Ubrania z nietypowych materiałów

Hej

 Trochę mnie tutaj nie było, ale już wracam i pisze post. Dzisiaj chcę Wam pokazać rzeczy, które robiłam na zajęciach z projektowania. Każde zajęcia w domu kultury prezentowały coś na zakończenie, a nasza grupa zrobiła pokaz. Z tego względu, że nie miałyśmy dostępu do maszyn do szycia, zastępowały ją zszywki, a materiały czarna folia, papier do pakowania paczek i biała taka jakby bibułka.
 Zaczęłyśmy od narysowania swoich pomysłów i wyklejenia kartek materiałami.

Na początku mój projekt wyglądał tak, ale przy dalszej pracy dużo się pozmieniało i żakiet został kamizelką, a spodenki spódniczką.



Tak wyglądało to w rzeczywistości. Kamizelka z trójkątnym złączeniem i asymetryczna spódniczka z frędzlami, a bluzka z mojej szafy.  
Projekty moich koleżanek: Oliwii i Julii.
Drugi projekt robiliśmy w parach. Tutaj głównym materiałem były gazety, ale i podstawa z folii. 
Projekt wyglądał tak. Postanowiłyśmy, że głównym tematem naszego stroju będą twarze. Wycięłyśmy ich dość sporo i przyczepiłyśmy do dolnej części sukienki, a do górnej przyczepiłyśmy większa twarz wyciętą z biało-czarnej gazety oraz frędzle emitujące włosy.


To już wszystko co chciałam pokazać. Mam nadzieję, że podobał Wam się taki trochę inny post. Co do ubrań, to bardzo mi się podobał pomysł z takimi nietypowymi materiałami. Chociaż trzeba było bardzo uważać, żeby nic nie przedrzeć to myślę, że całej grupie fajnie wyszły stroje. A wy co myślicie? :)

piątek, 5 sierpnia 2016

Fioletowe obrazy i urodziny bloga


Hej

Piszę do Was wyjątkowo w piątek. Dzisiaj jest 5 sierpnia co oznacza, że dokładnie 3 lata temu założyłam tego bloga i napisałam pierwszy post. To już na prawdę sporo czasu. Bardzo się cieszę, że mogę tutaj pisać i przelewać swoje pomysły i coraz więcej osób tutaj zagląda. Dlatego chce podziękować każdemu, kto czyta moje posty, bez Was tego bloga by nie było. Leci już kolejny rok. Chce żebyście napisali  co najchętniej czytacie, jakie posty o jakiej tematyce, co mogło by się tutaj zmienić? Komentarze są dla Was, więc czekam :) Wszystko przeczytam i postaram się zrealizować.

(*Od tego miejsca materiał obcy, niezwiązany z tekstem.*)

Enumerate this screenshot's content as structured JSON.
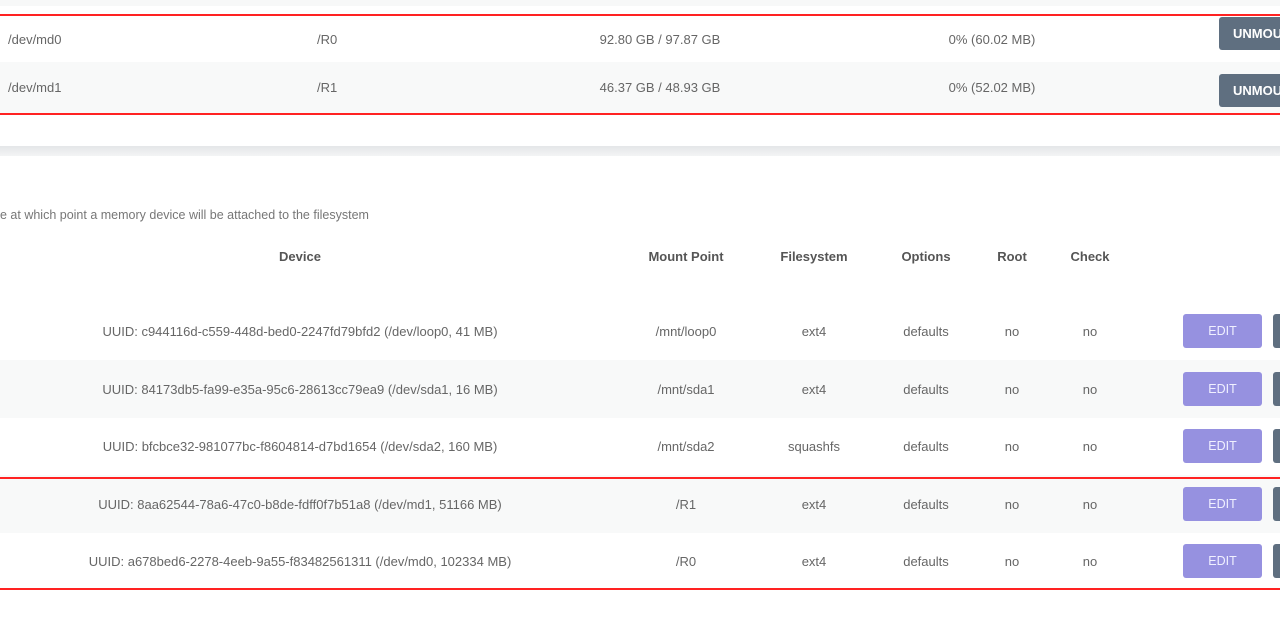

Dzisiaj nie przygotowałam nic specjalnego, ale to co zwykle. Czyli moje nowe prace. Niedawno babcia poprosiła mnie, żebym namalowała trzy obrazy. Miałam dość ograniczone kolory, bo miały pasować do pokoju. Na początku malowałam farbami plakatowymi, ale nic z tego nie wychodziło, więc sięgnęłam po akwarele. Tak powstały kwiaty, misz-masz i liście. Inspiracje wzięłam stąd.







Do namalowania użyłam tego co widzicie niżej czyli: akwareli w kolorze fioletu i fuksji "Białe Noce", białej i czarnej z "Karmańskiego", srebnej farbki plakatowej Astra. Dodałam też czarny żelowy długopis 0.5.